In [None]:
! python3 --version

In [None]:
import pandas as pd
import re
import xml.dom.minidom
import warnings
warnings.filterwarnings("ignore")

In [None]:
# for file unpacking, if needed
#! xzcat data.tsv.xz > data.tsv

In [None]:
infile = 'data.tsv'

with open(infile, 'rb') as f:
    df = pd.read_table(f, encoding='utf-8')
df.tail() 

# Statistics

In [None]:
df.info()

In [None]:
df.char_count.sum()

In [None]:
df.nlargest(3, 'char_count')

In [None]:
df.describe(include='object')

In [None]:
df.dateline.value_counts()    # medium_name

In [None]:
df[df.rubric=='Briefe an die NZZ']

In [None]:
df.groupby('rubric').char_count.mean().round(0)

In [None]:
df.sort_values(by='rubric', key=lambda col: col.str.lower())

# Search in various fields

In [None]:
# Searching in various columns with - use regex
# Example: select all items with the strings *kauf* OR *haus* in their titles
df[df['head'].str.contains('kauf|haus', regex=True)]        

In [None]:
# Select all items from rubric "Meinung und Debatte" containing "schlecht" in the fulltext
df[df['rubric'].str.contains('Meinung und Debatte', regex=True) & df['content'].str.contains('schlecht', regex=True)]

In [None]:
# Select all items from rubrics starts with "NZZ" (+ ignore "NA"s)
df[df['rubric'].str.contains(r'^NZZ', na=False)]

# Handle XML tags

## Delete all XML tags - quick & plain

In [None]:
# View sample XML content
df.content[87]

In [None]:
# Function to remove all mark-up tags
def remove_tags(text_with_markup):
    cleanr = re.compile('<[^<]+>')      # regex for tags
    cleantext = re.sub(cleanr, ' ', text_with_markup)     # remove XML tags
    cleantext = re.sub(' +', ' ', cleantext)      # remove multiple white spaces, resulting from deleting tags
    return cleantext.strip()

In [None]:
remove_tags(df.content[87])

In [None]:
# Count characters
len(remove_tags(df.content[87]))

In [None]:
# Count words
len(remove_tags(df.content[87]).split())

In [None]:
# Count string in text
remove_tags(df.content[87]).count("Bühne")

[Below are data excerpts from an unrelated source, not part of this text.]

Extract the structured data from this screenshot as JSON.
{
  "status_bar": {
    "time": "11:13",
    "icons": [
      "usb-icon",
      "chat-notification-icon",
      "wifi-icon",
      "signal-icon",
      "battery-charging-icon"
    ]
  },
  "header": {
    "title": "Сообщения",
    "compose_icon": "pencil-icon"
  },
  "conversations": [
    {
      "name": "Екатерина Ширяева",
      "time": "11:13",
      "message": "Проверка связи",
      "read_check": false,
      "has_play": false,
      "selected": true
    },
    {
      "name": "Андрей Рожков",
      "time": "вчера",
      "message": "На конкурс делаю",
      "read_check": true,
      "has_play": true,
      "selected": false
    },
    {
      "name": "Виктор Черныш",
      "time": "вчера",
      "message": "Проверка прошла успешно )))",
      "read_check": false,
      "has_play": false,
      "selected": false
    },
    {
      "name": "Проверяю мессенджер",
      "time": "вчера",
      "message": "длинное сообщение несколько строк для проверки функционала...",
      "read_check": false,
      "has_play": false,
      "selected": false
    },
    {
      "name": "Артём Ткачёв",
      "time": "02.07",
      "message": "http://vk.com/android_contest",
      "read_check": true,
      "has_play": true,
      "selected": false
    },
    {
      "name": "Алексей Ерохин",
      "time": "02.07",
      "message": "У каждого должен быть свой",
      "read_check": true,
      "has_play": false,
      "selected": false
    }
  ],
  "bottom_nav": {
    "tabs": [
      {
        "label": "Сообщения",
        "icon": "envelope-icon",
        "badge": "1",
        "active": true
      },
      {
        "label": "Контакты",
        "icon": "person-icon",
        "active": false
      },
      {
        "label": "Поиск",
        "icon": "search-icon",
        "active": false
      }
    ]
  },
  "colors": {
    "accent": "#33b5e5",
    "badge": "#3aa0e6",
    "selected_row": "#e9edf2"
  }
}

## Write XML content to file

In [None]:
filename = 'winti_culture.xml'     
with open(filename,'w') as f:
    f.write(df.content[94])

## Parse XML

In [None]:
# Parse XML from file
doc = xml.dom.minidom.parse('winti_culture.xml')

# Parse XML from datafield
# doc = xml.dom.minidom.parseString(df.content[1])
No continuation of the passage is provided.